Automatically identify and transcribe multi-language content

Article
10/31/2023

Important

Due to the Azure Media Services retirement announcement, Azure AI Video Indexer announces Azure AI Video Indexer features adjustments. See Changes related to Azure Media Service (AMS) retirement to understand what this means for your Azure AI Video Indexer account. See the Preparing for AMS retirement: VI update and migration guide.

Azure AI Video Indexer supports automatic language identification and transcription in multi-language content. This process involves automatically identifying the spoken language in different segments from audio, sending each segment of the media file to be transcribed and combine the transcription back to one unified transcription.

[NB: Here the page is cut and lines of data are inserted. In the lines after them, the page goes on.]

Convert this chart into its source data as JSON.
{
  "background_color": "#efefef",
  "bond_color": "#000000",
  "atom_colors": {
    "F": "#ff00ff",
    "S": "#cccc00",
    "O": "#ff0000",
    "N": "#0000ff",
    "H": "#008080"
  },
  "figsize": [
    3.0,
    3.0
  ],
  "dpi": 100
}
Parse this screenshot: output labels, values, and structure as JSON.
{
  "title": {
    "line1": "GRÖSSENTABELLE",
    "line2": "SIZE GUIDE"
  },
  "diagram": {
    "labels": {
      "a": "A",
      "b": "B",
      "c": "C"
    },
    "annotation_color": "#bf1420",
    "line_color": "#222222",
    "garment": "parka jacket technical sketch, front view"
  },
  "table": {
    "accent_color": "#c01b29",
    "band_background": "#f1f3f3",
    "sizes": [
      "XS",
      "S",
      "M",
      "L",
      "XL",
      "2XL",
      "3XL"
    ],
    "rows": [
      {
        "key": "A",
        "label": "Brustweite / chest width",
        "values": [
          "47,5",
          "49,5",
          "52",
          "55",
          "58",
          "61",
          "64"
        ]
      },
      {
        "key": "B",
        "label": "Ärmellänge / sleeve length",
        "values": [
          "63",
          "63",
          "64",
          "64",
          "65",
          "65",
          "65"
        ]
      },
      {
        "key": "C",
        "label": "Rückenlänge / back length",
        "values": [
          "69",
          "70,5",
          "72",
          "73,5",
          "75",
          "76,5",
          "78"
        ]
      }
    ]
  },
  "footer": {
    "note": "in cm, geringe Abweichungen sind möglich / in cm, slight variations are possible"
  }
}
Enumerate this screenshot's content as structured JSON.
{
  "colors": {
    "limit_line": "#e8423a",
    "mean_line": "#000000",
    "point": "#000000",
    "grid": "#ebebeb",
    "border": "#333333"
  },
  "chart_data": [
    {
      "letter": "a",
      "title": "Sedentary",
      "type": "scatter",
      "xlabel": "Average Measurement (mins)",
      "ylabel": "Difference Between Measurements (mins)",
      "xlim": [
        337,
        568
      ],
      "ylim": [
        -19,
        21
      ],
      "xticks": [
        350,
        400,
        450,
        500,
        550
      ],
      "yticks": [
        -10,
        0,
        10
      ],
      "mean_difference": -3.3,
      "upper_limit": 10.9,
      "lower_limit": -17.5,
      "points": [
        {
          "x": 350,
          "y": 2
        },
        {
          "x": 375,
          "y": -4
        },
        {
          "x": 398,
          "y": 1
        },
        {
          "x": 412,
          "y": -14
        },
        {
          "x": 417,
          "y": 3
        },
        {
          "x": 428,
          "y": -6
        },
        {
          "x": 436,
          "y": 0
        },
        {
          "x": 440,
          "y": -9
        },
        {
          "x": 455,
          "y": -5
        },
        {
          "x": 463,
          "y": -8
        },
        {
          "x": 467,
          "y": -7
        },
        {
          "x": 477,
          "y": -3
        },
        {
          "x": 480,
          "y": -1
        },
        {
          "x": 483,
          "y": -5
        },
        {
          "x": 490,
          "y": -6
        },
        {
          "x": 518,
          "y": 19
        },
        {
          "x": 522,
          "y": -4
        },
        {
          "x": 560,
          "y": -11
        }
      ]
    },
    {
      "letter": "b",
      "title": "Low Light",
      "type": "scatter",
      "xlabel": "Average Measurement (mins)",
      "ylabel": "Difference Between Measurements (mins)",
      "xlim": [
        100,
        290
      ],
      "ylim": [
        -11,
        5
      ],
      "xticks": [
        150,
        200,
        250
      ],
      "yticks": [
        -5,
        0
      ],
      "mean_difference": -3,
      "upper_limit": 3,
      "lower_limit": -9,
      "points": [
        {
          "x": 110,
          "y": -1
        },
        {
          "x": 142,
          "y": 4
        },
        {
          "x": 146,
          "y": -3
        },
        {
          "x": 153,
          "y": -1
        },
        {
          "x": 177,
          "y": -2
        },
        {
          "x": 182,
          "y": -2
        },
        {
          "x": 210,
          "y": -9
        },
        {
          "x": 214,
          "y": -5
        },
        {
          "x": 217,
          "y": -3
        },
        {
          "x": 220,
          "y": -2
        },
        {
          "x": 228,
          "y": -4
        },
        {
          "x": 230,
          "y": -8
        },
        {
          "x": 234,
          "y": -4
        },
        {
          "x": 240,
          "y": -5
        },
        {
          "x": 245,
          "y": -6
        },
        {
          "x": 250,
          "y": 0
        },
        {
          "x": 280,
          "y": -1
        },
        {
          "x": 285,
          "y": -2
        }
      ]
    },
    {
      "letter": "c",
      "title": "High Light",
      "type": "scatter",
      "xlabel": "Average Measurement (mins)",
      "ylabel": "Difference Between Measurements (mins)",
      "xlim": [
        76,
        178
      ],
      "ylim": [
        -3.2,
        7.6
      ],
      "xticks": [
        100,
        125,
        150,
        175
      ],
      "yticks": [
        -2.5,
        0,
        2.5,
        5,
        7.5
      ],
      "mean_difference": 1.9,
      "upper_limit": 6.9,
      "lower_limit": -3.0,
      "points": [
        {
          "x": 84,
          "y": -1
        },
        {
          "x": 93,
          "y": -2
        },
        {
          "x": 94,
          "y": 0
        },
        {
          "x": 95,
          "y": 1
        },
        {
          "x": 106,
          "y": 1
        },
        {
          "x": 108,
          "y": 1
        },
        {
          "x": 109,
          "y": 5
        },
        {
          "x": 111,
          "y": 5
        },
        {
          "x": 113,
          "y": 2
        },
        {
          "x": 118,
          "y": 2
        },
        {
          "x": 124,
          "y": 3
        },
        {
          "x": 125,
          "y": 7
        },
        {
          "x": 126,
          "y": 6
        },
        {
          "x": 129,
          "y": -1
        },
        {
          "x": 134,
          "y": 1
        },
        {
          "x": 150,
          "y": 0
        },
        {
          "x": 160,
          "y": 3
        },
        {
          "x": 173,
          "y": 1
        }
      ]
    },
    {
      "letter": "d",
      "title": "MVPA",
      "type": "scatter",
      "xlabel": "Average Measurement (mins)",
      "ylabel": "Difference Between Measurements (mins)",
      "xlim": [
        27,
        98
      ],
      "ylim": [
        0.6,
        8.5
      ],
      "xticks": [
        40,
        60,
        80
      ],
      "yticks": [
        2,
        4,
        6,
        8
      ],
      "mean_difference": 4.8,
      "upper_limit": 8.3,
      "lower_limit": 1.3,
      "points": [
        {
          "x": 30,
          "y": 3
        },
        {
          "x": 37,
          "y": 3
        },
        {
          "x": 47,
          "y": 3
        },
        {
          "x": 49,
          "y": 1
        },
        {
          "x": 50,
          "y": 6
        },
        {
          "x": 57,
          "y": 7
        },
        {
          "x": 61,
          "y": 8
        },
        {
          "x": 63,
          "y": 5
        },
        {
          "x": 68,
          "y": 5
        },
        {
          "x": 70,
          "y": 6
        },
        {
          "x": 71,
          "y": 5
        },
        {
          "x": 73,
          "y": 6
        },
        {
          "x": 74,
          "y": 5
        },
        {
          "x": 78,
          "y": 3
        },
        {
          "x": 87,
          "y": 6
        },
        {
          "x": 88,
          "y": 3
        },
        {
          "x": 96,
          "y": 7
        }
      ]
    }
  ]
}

Choosing multilingual identification on indexing with portal

You can choose multi-language detection when uploading and indexing your video. Alternatively, you can choose multi-language detection when reindexing your video. The following steps describe how to reindex:

Browse to the Azure AI Video Indexer website and sign in.
Go to the Library page and hover over the name of the video that you want to reindex.
On the right-bottom corner, select the Re-index video button.
In the Re-index video dialog, choose multi-language detection from the Video source language drop-down box.
- When a video is indexed as multi-language the user to view which segment is transcribed in which language.
- Translation to all languages is fully available from the multi-language transcript.
- All other insights appear in the language that detected the most in the audio.
- Closed captioning on the player is available in multi-language as well.

Portal experience

Choosing multilingual identification on indexing with API

When indexing or reindexing a video using the API, choose the multi-language detection option in the sourceLanguage parameter.

Model output

The model retrieves all of the languages detected in the video in one list

"sourceLanguage": null,
"sourceLanguages": [
    "es-ES",
    "en-US"
],

Additionally, each instance in the transcription section includes the language in which it was transcribed

{
  "id": 136,
  "text": "I remember well when my youth Minister took me to hear Doctor King I was a teenager.",
  "confidence": 0.9343,
  "speakerId": 1,
  "language": "en-US",
  "instances": [
    {
       "adjustedStart": "0:21:10.42",
       "adjustedEnd": "0:21:17.48",
       "start": "0:21:10.42",
       "end": "0:21:17.48"
    }
  ]
},

Guidelines and limitations

Audio that contains languages other than the ones you selected produces unexpected results.
The minimal segment length for detecting each language is 15 seconds.
The language detection offset is 3 seconds on average.
Speech is expected to be continuous. Frequent alternations between languages might affect the model's performance.
The speech of non-native speakers might affect the model's performance (for example, when speakers use their first language and they switch to another language).
The model is designed to recognize spontaneous conversational speech with reasonable audio acoustics (not voice commands, singing, etc.).
Project creation and editing are not available for multi-language videos.
Custom language models aren't available when using multi-language detection.
Adding keywords isn't supported.
The language indication isn't included in the exported closed caption file.
The update transcript in the API doesn't support multiple languages files.